Bunlara bir de teknik elemanların insanların içine girip projelerinin zararsızlığını anlatmasını eklersek olay kolaylaşıyor. Özellikle mühendisler o yörenin ilerici politik yönelimine yakın insanlardan seçilmiş. Bundan dolayı da halk mühendislere inanıyor. Çünkü o mühendisler bu barajın doğaya zarar yerine yarar bile sağlayacağını anlatıp, katıldığı çevreci ve politik eylemleri anlatıyor, hatta resimlerle belgeliyor. Bu da bize, bu işe başlanırken çok akıllıca düşünülmüş bir yıkım projesi olduğunu gösteriyor.

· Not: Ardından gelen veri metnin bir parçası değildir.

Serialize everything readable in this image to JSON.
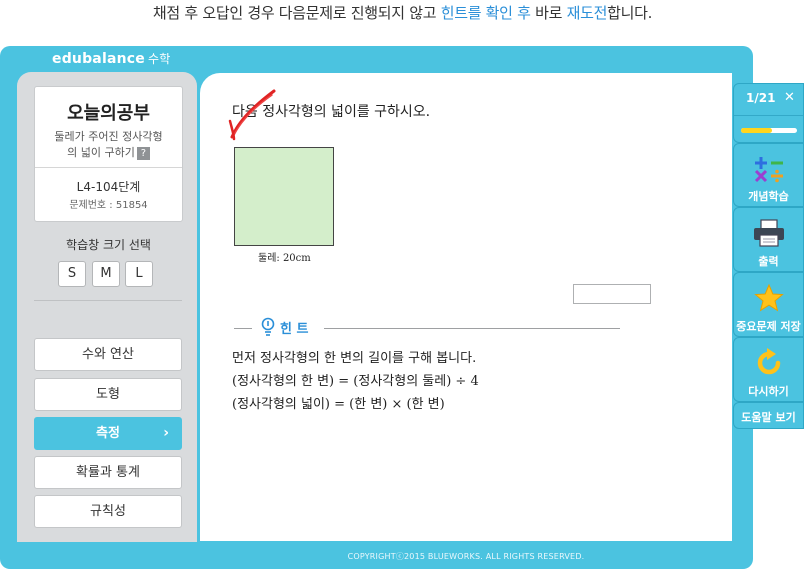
{
  "caption": {
    "part1": "채점 후 오답인 경우 다음문제로 진행되지 않고 ",
    "highlight1": "힌트를 확인 후",
    "part2": " 바로 ",
    "highlight2": "재도전",
    "part3": "합니다."
  },
  "brand": {
    "name": "edubalance",
    "subject": "수학"
  },
  "lesson": {
    "title": "오늘의공부",
    "desc_line1": "둘레가 주어진 정사각형",
    "desc_line2": "의 넓이 구하기",
    "help_icon": "?",
    "level": "L4-104단계",
    "problem_no": "문제번호 : 51854"
  },
  "size_selector": {
    "label": "학습창 크기 선택",
    "options": [
      "S",
      "M",
      "L"
    ]
  },
  "menu": {
    "items": [
      {
        "label": "수와 연산",
        "active": false
      },
      {
        "label": "도형",
        "active": false
      },
      {
        "label": "측정",
        "active": true
      },
      {
        "label": "확률과 통계",
        "active": false
      },
      {
        "label": "규칙성",
        "active": false
      }
    ],
    "active_chevron": "›"
  },
  "problem": {
    "question": "다음 정사각형의 넓이를 구하시오.",
    "figure_label": "둘레: 20cm",
    "answer_value": ""
  },
  "hint": {
    "title": "힌 트",
    "lines": [
      "먼저 정사각형의 한 변의 길이를 구해 봅니다.",
      "(정사각형의 한 변) = (정사각형의 둘레) ÷ 4",
      "(정사각형의 넓이) = (한 변) × (한 변)"
    ]
  },
  "right_panel": {
    "page": "1/21",
    "close_icon": "✕",
    "progress_fraction": 0.55,
    "buttons": [
      {
        "label": "개념학습",
        "icon": "math-operators-icon"
      },
      {
        "label": "출력",
        "icon": "printer-icon"
      },
      {
        "label": "중요문제 저장",
        "icon": "star-icon"
      },
      {
        "label": "다시하기",
        "icon": "retry-icon"
      },
      {
        "label": "도움말 보기",
        "icon": ""
      }
    ]
  },
  "footer": {
    "copyright": "COPYRIGHTⓒ2015 BLUEWORKS. ALL RIGHTS RESERVED."
  },
  "colors": {
    "frame": "#4bc3e0",
    "accent_text": "#2b8fd8",
    "square_fill": "#d4eecb",
    "progress": "#ffd51c",
    "check_mark": "#e02424"
  }
}
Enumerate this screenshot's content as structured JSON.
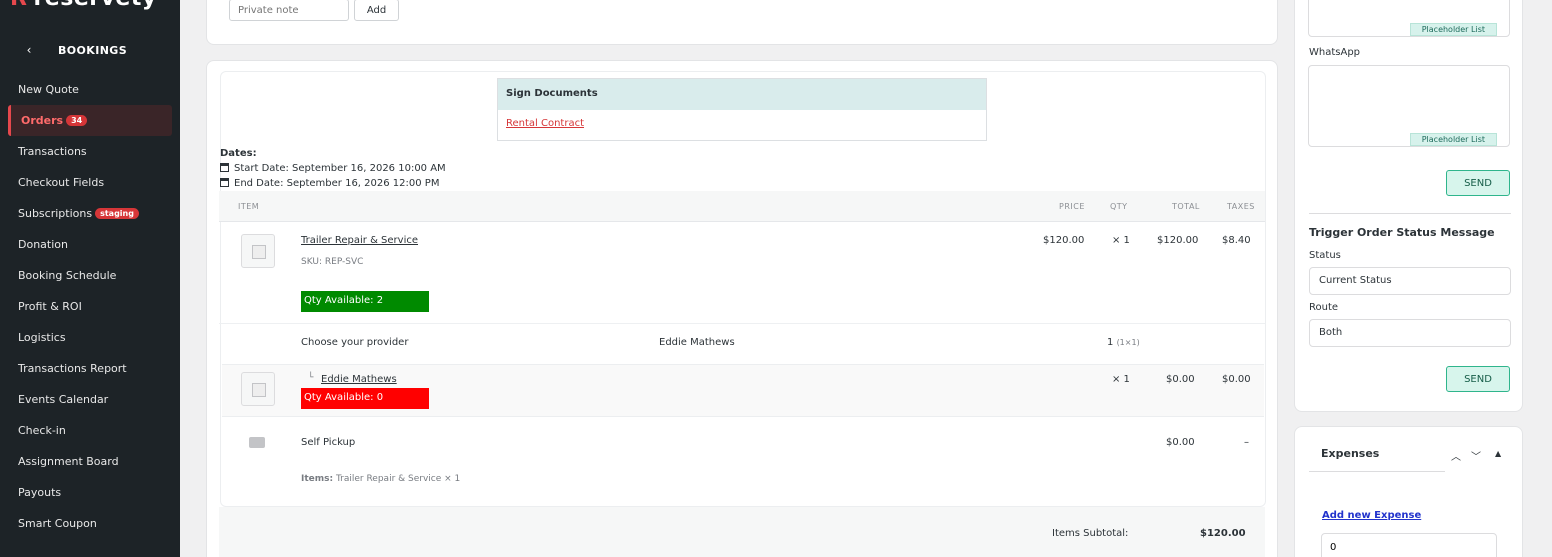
{
  "brand": {
    "name": "reservety",
    "logo_mark": "R"
  },
  "sidebar": {
    "back_icon": "chevron-left-icon",
    "title": "BOOKINGS",
    "items": [
      {
        "label": "New Quote"
      },
      {
        "label": "Orders",
        "badge": "34",
        "active": true
      },
      {
        "label": "Transactions"
      },
      {
        "label": "Checkout Fields"
      },
      {
        "label": "Subscriptions",
        "badge": "staging"
      },
      {
        "label": "Donation"
      },
      {
        "label": "Booking Schedule"
      },
      {
        "label": "Profit & ROI"
      },
      {
        "label": "Logistics"
      },
      {
        "label": "Transactions Report"
      },
      {
        "label": "Events Calendar"
      },
      {
        "label": "Check-in"
      },
      {
        "label": "Assignment Board"
      },
      {
        "label": "Payouts"
      },
      {
        "label": "Smart Coupon"
      }
    ]
  },
  "note": {
    "placeholder": "Private note",
    "add_label": "Add"
  },
  "documents": {
    "header": "Sign Documents",
    "link": "Rental Contract"
  },
  "dates": {
    "label": "Dates:",
    "start": "Start Date: September 16, 2026 10:00 AM",
    "end": "End Date: September 16, 2026 12:00 PM"
  },
  "table": {
    "headers": {
      "item": "ITEM",
      "price": "PRICE",
      "qty": "QTY",
      "total": "TOTAL",
      "taxes": "TAXES"
    },
    "product": {
      "name": "Trailer Repair & Service",
      "sku_label": "SKU:",
      "sku": "REP-SVC",
      "price": "$120.00",
      "qty": "× 1",
      "total": "$120.00",
      "taxes": "$8.40",
      "availability": "Qty Available: 2"
    },
    "provider": {
      "label": "Choose your provider",
      "value": "Eddie Mathews",
      "qty": "1",
      "qty_detail": "(1×1)"
    },
    "child": {
      "prefix": "└",
      "name": "Eddie Mathews",
      "qty": "× 1",
      "total": "$0.00",
      "taxes": "$0.00",
      "availability": "Qty Available: 0"
    },
    "shipping": {
      "label": "Self Pickup",
      "total": "$0.00",
      "taxes": "–",
      "items_label": "Items:",
      "items": "Trailer Repair & Service × 1"
    }
  },
  "summary": {
    "subtotal_label": "Items Subtotal:",
    "subtotal": "$120.00"
  },
  "messaging": {
    "placeholder_list_label": "Placeholder List",
    "whatsapp_label": "WhatsApp",
    "send_label": "SEND",
    "trigger_title": "Trigger Order Status Message",
    "status_label": "Status",
    "status_value": "Current Status",
    "route_label": "Route",
    "route_value": "Both"
  },
  "expenses": {
    "title": "Expenses",
    "add_link": "Add new Expense",
    "input_value": "0"
  },
  "colors": {
    "sidebar_bg": "#1d2327",
    "accent_red": "#e5484d",
    "available_green": "#008a00",
    "unavailable_red": "#ff0000",
    "send_green": "#2fb58c"
  }
}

Ayrıca içten içe köylüler arasındaki rekabet kışkırtılıyor. Çünkü aşağı köylerde yerlerde topraklar daha verimlidir ve geçim koşulları daha iyidir. Dağ köyleri genellikle daha yoksuldur. Şimdilerde yoksullara, varsılların suyunu kesme olanağı veriliyor.  Bugüne kadar  dağlılar diye aşağılananların eline, şimdi  varsılları  cezalandırma olanağı veriliyor. Köylüler buna inandırılıyor. İşe de yarıyor.Yöre halkına sorulunca “bizim suyumuz bitmeyecek, hatta artacak bile, aşağıdakiler düşünsün” diyebiliyorlar.

Böylece de bu projelere tepki bildik tanıdık çevreci elitlerden öteye gidemiyor.Yöre halkının katılmayıp, hatta içten içe desteklediği bir proje haline dönüşüyor bu katliamlar. Başka koşullarda halkın tepkisi nedeniyle uygulanamayacak proje, hinliklerle uygulama şansı buluyor. Çünkü o yöre halkı yüzyıllar boyu üzerinde yaşadığı toprakları, devlet  elinden almaya kalkışınca ölümüne direnip topraklarına sahip çıkmıştır. 12 Eylül faşist darbesine boyun eğmemiştir. Onurlarını zedeleyen askerlere direnip karşı koymuştur. Ama işte o yöre insanı aynı zamanda duygusaldır da…Geçmişte kendinden saydığı insanlara inanır… Ne kadar aşağılık olduklarını bilip görse bile… Asıl mesele de, yoksulluk belini büktüğü için az da olsa insan yerine konulup yollarının düzgün oluşu, evine ekmek götürüyor hale gelişi, onları suskunluğa itmiştir. Asıl sorunu ise örgütsüzlüğüdür.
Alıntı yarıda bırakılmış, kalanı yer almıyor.